An instrument that measures acceleration or the gravitational force capable of imparting acceleration. An accelerometer
usually employs a concentrated mass that resists
movement because of its inertia; acceleration
is measured in terms of the displacement of this mass relative to its supporting
frame or container.
|A linear accelerometer. If the device is moving at
constant velocity, the mass (1), supported on a bar by springs (2),
remains static and an intermediate reading is registered on the potentiometer
(3). On acceleration in the direction of the bar (4), i.e., along
the accelerometer's sensitive axis, inertia causes the mass to lag
behind, compressing the spring behind it (5) and stretching the spring
ahead of it (6): a high voltage is registered. On deceleration, inertia
causes the mass to compress the spring ahead of it and stretch that
behind it, and thus a low voltage is registered on the potentiometer.

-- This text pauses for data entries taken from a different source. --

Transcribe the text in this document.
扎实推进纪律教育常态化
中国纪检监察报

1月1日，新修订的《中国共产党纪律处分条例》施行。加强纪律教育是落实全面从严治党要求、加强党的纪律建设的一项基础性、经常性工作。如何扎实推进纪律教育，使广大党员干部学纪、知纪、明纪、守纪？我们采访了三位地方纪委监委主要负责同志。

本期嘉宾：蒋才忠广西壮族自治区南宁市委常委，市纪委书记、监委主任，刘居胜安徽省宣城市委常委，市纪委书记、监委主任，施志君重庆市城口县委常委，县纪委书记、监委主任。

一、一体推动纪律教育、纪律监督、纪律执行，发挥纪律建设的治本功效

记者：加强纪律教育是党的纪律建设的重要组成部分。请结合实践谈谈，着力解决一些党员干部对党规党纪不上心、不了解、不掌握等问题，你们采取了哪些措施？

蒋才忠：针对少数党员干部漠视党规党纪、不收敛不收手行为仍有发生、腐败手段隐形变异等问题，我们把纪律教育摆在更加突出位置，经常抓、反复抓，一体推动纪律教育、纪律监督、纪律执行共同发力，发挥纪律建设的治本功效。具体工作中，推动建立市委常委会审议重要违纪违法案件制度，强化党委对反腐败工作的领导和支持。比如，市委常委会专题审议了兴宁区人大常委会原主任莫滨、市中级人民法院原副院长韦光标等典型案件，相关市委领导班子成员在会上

|Developed by Steve Arms and his colleagues at MicroStrain,
the G-LINK Wireless Accelerometer nodes monitored vibration and shock
loads within the Liberty Bell during its relocation. Image credit:
MiocroStrain, Inc. Caption text: NSF
The simplest example of an accelerometer is a plumb
bob suspended from the object being accelerated. The angle of the plumb
bob is proportional to the acceleration. A more sophisticated version, used
in ballistic missiles, is an electromechanical
device that translates the acceleration into electric current.
Modern accelerometers are typically micro-machined silicon sensors that
are based on the capacitive, piezo-resistive or optical detection of the
deflection a small mass experiences when the sensors is subjected to acceleration.